I’ve been playing around with Twitter.com’s new social graph functions in their API, and for a quick experiment pulled the network formed by all twitterers with 30,000 or more followers (the “twitterati” elite). When I get a chance to do some more in-depth network analysis, I’ll follow up to this post, but here’s a quick look at the network. I identified 45 nodes (twitterers) with 30K+ followers, and 458 edges (follower links) among them. The following graph (sociogram- link opens to full size image) shows their connections, with nodes colored relative to each node’s betweenness centrality (directed).
Betweenness centrality usually connotates control or influence over network resources - which, of course, would be “tweets” in our example. Offhand, I’d have to interpret this as the relative ability of a twitterer to decide whether or not to retweet (pass on) a juicy bit of news or information to the rest of the network.
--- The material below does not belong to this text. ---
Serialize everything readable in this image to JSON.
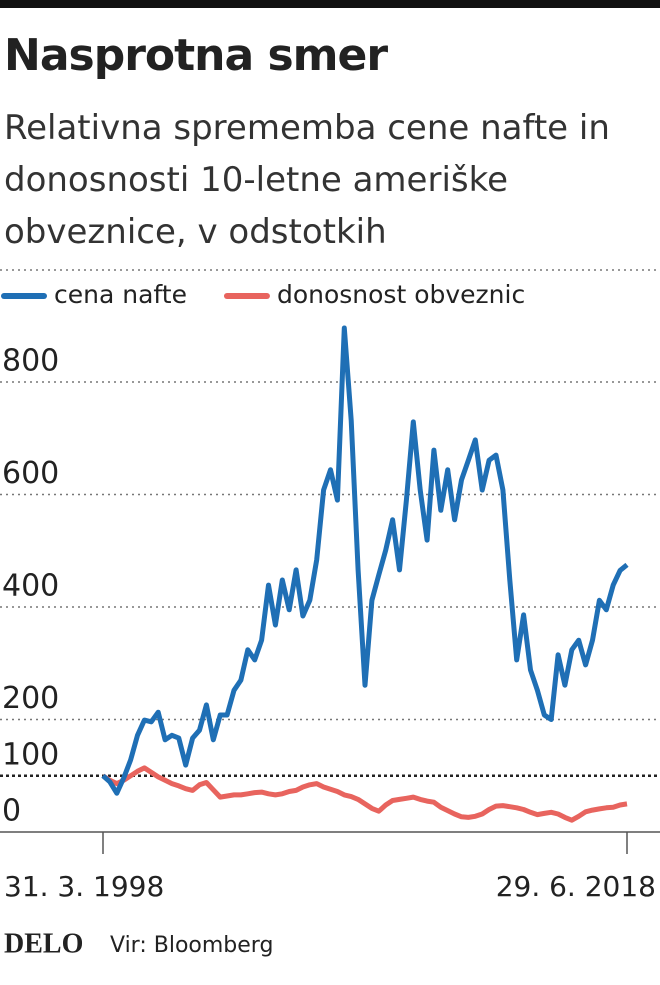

Of course, we should look at access too - the following graph colors and ranks each node by its relative closeness centrality which usually indicates relative connectedness and access to network resources. I’d interpret this as showing who in the network is most likely to hear about a given bit of news tweeting its way throughout the network.
For betweenness, our top twitterer was stephenfry, followed by zappos. For closeness, our leaders were mchammer and again zappos. Overall, the same list of 8 or 10 twitters lead on both measures.
Keep in mind that the network graphs above and measures I’ve discussed only include connections to other 30K+ twitterers; if we included the millions of followers’ links outside of this core group we wouldn’t really be able to make much visual sense of it. That’s a bigger project that I may tackle some other time!
Some other quick observations: it’s a tight network with no natural clusters. The nature of twitter is such that there really isn’t much cost for following everyone else of note, so pretty much everybody in this core is a degree or two away from each other.
These charts were generated using the wonderful, free yed graphing software.